With the church, I want to guide my child/children, trying to strike a balance between holding their hand in life and letting them go on their own to discover and explore. I want them to know how I was raised and what I learned – BUT – I don’t want to raise them exactly like I was raised. I want to do that on my own terms. I am not dictated by anyone. As the mother, I have the right to raise my child/children as I see fit.
I do not plan to raise them in the church that I was raised. That was my original plan, for many years. But I have lost faith in my church over several years, literally. I don’t feel inspired like I used to be. If I don’t feel that way, I don’t want to show that to my child/children.
Looking at my friends that I closely associate with, many of them don’t regularly attend church. I can only think of three or four that go to a church. And those three or four don’t have children, not yet, anyway.
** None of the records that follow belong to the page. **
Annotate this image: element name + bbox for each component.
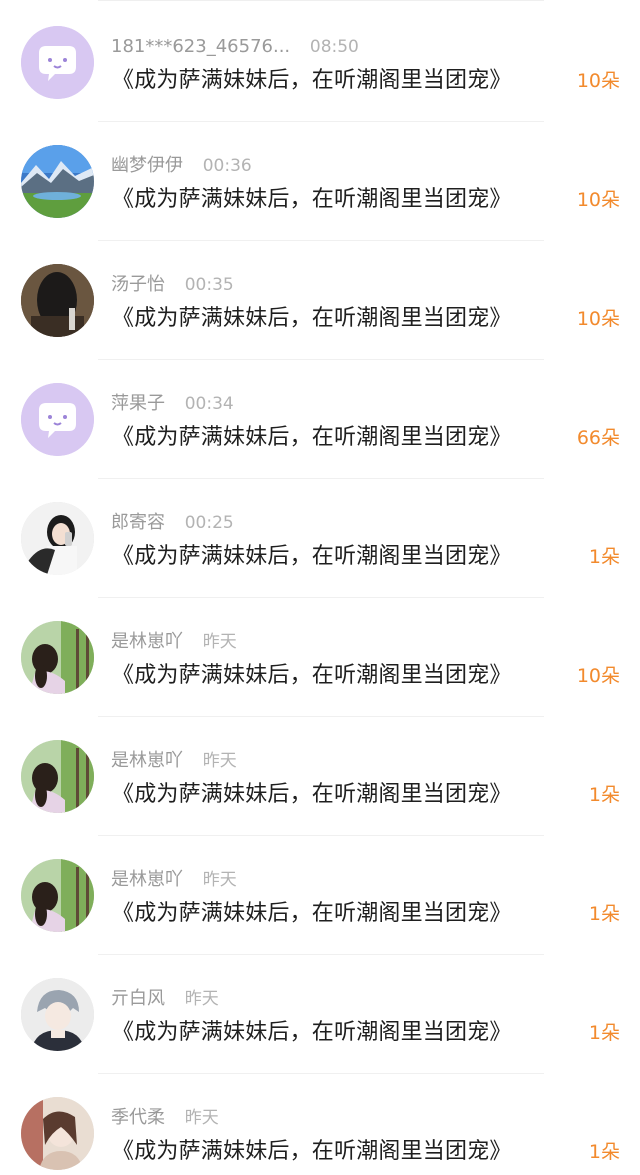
username[interactable]: 是林崽吖: [111, 750, 183, 771]
list-item[interactable]: 幽梦伊伊 00:36 《成为萨满妹妹后，在听潮阁里当团宠》 10朵: [0, 122, 640, 241]
meta-line: 汤子怡 00:35: [111, 273, 234, 297]
username[interactable]: 郎寄容: [111, 512, 165, 533]
girl-trees-avatar[interactable]: [21, 740, 94, 813]
gift-count: 66朵: [576, 427, 620, 449]
list-item[interactable]: 是林崽吖 昨天 《成为萨满妹妹后，在听潮阁里当团宠》 1朵: [0, 717, 640, 836]
meta-line: 是林崽吖 昨天: [111, 630, 237, 654]
username[interactable]: 季代柔: [111, 1107, 165, 1128]
book-title[interactable]: 《成为萨满妹妹后，在听潮阁里当团宠》: [112, 303, 512, 335]
gift-count: 1朵: [588, 903, 620, 925]
meta-line: 郎寄容 00:25: [111, 511, 234, 535]
meta-line: 幽梦伊伊 00:36: [111, 154, 252, 178]
default-avatar[interactable]: [21, 26, 94, 99]
gift-count: 10朵: [576, 665, 620, 687]
username[interactable]: 是林崽吖: [111, 869, 183, 890]
selfie-girl-avatar[interactable]: [21, 502, 94, 575]
gift-count: 1朵: [588, 546, 620, 568]
mountain-lake-avatar[interactable]: [21, 145, 94, 218]
book-title[interactable]: 《成为萨满妹妹后，在听潮阁里当团宠》: [112, 1017, 512, 1049]
list-item[interactable]: 季代柔 昨天 《成为萨满妹妹后，在听潮阁里当团宠》 1朵: [0, 1074, 640, 1175]
timestamp: 昨天: [184, 989, 219, 1009]
meta-line: 季代柔 昨天: [111, 1106, 219, 1130]
timestamp: 昨天: [202, 870, 237, 890]
book-title[interactable]: 《成为萨满妹妹后，在听潮阁里当团宠》: [112, 422, 512, 454]
book-title[interactable]: 《成为萨满妹妹后，在听潮阁里当团宠》: [112, 541, 512, 573]
timestamp: 08:50: [309, 37, 359, 57]
gift-count: 1朵: [588, 1141, 620, 1163]
dark-photo-avatar[interactable]: [21, 264, 94, 337]
list-item[interactable]: 郎寄容 00:25 《成为萨满妹妹后，在听潮阁里当团宠》 1朵: [0, 479, 640, 598]
book-title[interactable]: 《成为萨满妹妹后，在听潮阁里当团宠》: [112, 779, 512, 811]
list-item[interactable]: 汤子怡 00:35 《成为萨满妹妹后，在听潮阁里当团宠》 10朵: [0, 241, 640, 360]
list-item[interactable]: 是林崽吖 昨天 《成为萨满妹妹后，在听潮阁里当团宠》 1朵: [0, 836, 640, 955]
book-title[interactable]: 《成为萨满妹妹后，在听潮阁里当团宠》: [112, 184, 512, 216]
default-avatar[interactable]: [21, 383, 94, 456]
gift-count: 1朵: [588, 784, 620, 806]
timestamp: 00:25: [184, 513, 234, 533]
list-item[interactable]: 181***623_46576... 08:50 《成为萨满妹妹后，在听潮阁里当…: [0, 3, 640, 122]
username[interactable]: 亓白风: [111, 988, 165, 1009]
anime-painting-avatar[interactable]: [21, 1097, 94, 1170]
meta-line: 是林崽吖 昨天: [111, 868, 237, 892]
book-title[interactable]: 《成为萨满妹妹后，在听潮阁里当团宠》: [112, 660, 512, 692]
meta-line: 181***623_46576... 08:50: [111, 35, 359, 59]
book-title[interactable]: 《成为萨满妹妹后，在听潮阁里当团宠》: [112, 1136, 512, 1168]
gift-list: 181***623_46576... 08:50 《成为萨满妹妹后，在听潮阁里当…: [0, 0, 640, 1175]
girl-trees-avatar[interactable]: [21, 859, 94, 932]
timestamp: 昨天: [184, 1108, 219, 1128]
girl-trees-avatar[interactable]: [21, 621, 94, 694]
anime-character-avatar[interactable]: [21, 978, 94, 1051]
book-title[interactable]: 《成为萨满妹妹后，在听潮阁里当团宠》: [112, 898, 512, 930]
book-title[interactable]: 《成为萨满妹妹后，在听潮阁里当团宠》: [112, 65, 512, 97]
gift-count: 10朵: [576, 189, 620, 211]
username[interactable]: 是林崽吖: [111, 631, 183, 652]
meta-line: 是林崽吖 昨天: [111, 749, 237, 773]
timestamp: 00:34: [184, 394, 234, 414]
timestamp: 00:36: [202, 156, 252, 176]
list-item[interactable]: 是林崽吖 昨天 《成为萨满妹妹后，在听潮阁里当团宠》 10朵: [0, 598, 640, 717]
username[interactable]: 萍果子: [111, 393, 165, 414]
timestamp: 00:35: [184, 275, 234, 295]
username[interactable]: 幽梦伊伊: [111, 155, 183, 176]
timestamp: 昨天: [202, 751, 237, 771]
meta-line: 亓白风 昨天: [111, 987, 219, 1011]
gift-count: 10朵: [576, 308, 620, 330]
username[interactable]: 181***623_46576...: [111, 36, 290, 57]
timestamp: 昨天: [202, 632, 237, 652]
list-item[interactable]: 萍果子 00:34 《成为萨满妹妹后，在听潮阁里当团宠》 66朵: [0, 360, 640, 479]
gift-count: 1朵: [588, 1022, 620, 1044]
list-item[interactable]: 亓白风 昨天 《成为萨满妹妹后，在听潮阁里当团宠》 1朵: [0, 955, 640, 1074]
username[interactable]: 汤子怡: [111, 274, 165, 295]
gift-count: 10朵: [576, 70, 620, 92]
meta-line: 萍果子 00:34: [111, 392, 234, 416]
Those that have children, and there aren’t many, I haven’t seen them at my church or involved in religious activities with their children.
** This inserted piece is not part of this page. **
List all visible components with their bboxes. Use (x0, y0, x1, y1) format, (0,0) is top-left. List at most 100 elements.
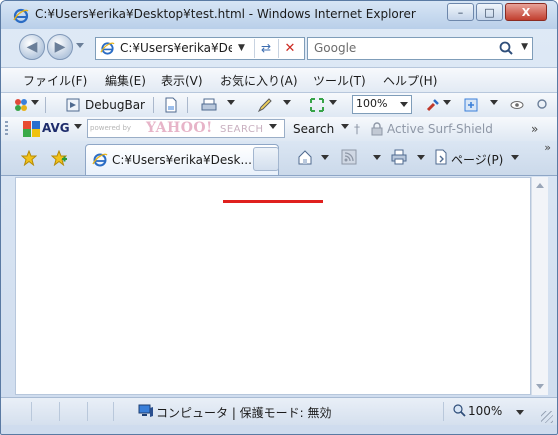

To me, this is part of my generation. We were raised in the church, but our marriages and families are less involved in church and religion. And to me, that’s not necessarily a bad thing.
I have several friends that do not identify with religion, or with God and Jesus. And to me, that has been so refreshing. Remember how I said earlier that I felt smothered in my church?
Meeting people and becoming friends with those that are not Christians or who are less involved with the church and religion as I have been – It’s been a breath of fresh air. It’s been eye-opening. I have had more deep discussions about religion and other societal topics with them than I have with many of my Christian friends and acquaintances.
That says something.
Like Jesse Ventura, I strive to live by the Golden Rule as well. I don’t want to tell people how they should live or how they should raise their children, so neither should they.
As I think about the next year, I’m very excited to be married to the love of my life in my church sanctuary. To me, my marriage ceremony in that sanctuary is symbolically closing a chapter of my life that has been Aldersgate.
I don’t plan to withdraw from Aldersgate entirely come November 15th, but I do plan to focus on my new marriage and new home for a while. If that means I don’t attend church as much or be as involved in favor of spending more time with my new husband and our commitments to each other, then that’s the way it will be. Aldersgate will always be a part of my life, no doubt about it. But my involvement will change.
As far as raising my child or children in the church, I don’t plan to be a completely “godless parent.” I plan to draw on my life experiences to give them as wonderful of a life that a mother can give.